A particularly controversial element of the thesis is the firm’s focus on recent sales by Ethereum co‑founder Vitalik Buterin. Culper has highlighted public data showing that Buterin has sold portions of his ETH holdings nearly 20,000 ETH over the past year interpreting this as a bearish signal or, at minimum, as an acknowledgment of the economic stress facing the network. Critics of this interpretation argue that without context (e.g., strategic allocations for protocol funding or personal diversification), such sales are not inherently bearish, but Culper’s stance has nonetheless attracted attention precisely because it contrasts sharply with prevailing optimistic narratives.
The short position isn’t limited to ether alone; the firm has also targeted BitMine (BMNR) a major Ethereum treasury holder that reportedly owns millions of ETH arguing that its massive holdings are significantly underwater given recent price weakness and valuation multiples. Analysts who track on‑chain and equity data suggest BitMine’s ETH exposure is potentially billions of dollars below peak prices, which could amplify downside pressure if market sentiment weakens further.
Not surprisingly, this bearish stance has provoked strong reactions across the ecosystem. Some Ethereum proponents see Culper’s report as an opportunistic attack designed to profit from volatility rather than a balanced critique of fundamentals.

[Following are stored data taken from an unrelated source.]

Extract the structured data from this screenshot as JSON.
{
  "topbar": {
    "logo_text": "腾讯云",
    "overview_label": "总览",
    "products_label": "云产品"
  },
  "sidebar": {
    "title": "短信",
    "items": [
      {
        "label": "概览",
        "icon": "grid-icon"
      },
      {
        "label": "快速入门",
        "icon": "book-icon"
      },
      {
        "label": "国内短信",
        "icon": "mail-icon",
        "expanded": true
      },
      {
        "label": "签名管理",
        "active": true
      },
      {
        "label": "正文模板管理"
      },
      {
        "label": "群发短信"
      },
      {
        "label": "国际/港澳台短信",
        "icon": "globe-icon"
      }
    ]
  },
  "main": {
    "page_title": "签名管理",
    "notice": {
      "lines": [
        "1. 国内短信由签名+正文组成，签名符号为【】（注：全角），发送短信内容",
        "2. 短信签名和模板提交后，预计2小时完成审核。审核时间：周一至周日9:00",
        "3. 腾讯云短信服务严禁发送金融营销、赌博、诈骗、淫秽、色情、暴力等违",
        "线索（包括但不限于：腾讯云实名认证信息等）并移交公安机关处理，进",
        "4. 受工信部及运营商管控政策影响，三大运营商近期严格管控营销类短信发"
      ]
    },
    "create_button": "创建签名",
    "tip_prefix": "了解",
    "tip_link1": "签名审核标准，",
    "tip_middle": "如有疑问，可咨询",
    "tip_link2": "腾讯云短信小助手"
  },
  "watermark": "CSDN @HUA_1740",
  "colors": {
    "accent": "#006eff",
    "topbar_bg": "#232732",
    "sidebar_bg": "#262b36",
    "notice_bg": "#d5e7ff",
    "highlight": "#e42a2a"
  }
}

Others highlight that many of the network’s bullish indicators, such as continued developer activity, growth in layer‑2 ecosystems, and adoption of decentralized applications, remain robust despite short‑term economic challenges. Moreover, critics including voices close to Vitalik Buterin have publicly dismissed some of the report’s claims as exaggerated or attention‑seeking.
From a market reaction standpoint, Culper’s announcement has coincided with heightened volatility in ETH price action. As traders digest the implications of a high‑profile short thesis, Ethereum has experienced short‑term downward pressure, with price volatility confirmed by broader movement in crypto markets over the last few sessions. Leveraged futures positions in ETH have shown increased liquidations and risk flagging, indicating that bearish sentiment has penetrated both spot and derivatives markets. This dynamic underscores how influential narrative risk particularly from institutional short sellers can be in shaping market psychology, even in highly liquid digital asset markets.
In broader context, the #CulperResearchOpenlyShortsETH trend captures a moment of ideological and analytical contention in crypto markets. On one side, skeptics highlight economic imperfections, fee‑based revenue declines, and short‑term selling behavior as reasons for caution. On the other, long‑term bulls emphasize adoption, layer‑2 scaling, and decentralized finance utility metrics as indicators of strength. The clash between these perspectives highlights that Ethereum’s next directional move may depend as much on market sentiment and valuation narratives as on fundamental network developments.
Ultimately, Culper’s move to openly short ETH is significant not just for its potential price impact, but because it underscores a deeper debate within the crypto community: whether post‑Fusaka Ethereum is resilient enough to sustain long‑term economic incentives, or whether current tokenomics indeed portend structural challenges that could weigh on adoption and price over time. Analysts, investors, and participants will be watching closely to see if this bearish narrative gains traction, or if it ultimately catalyzes a contrary rally in confidence and demand.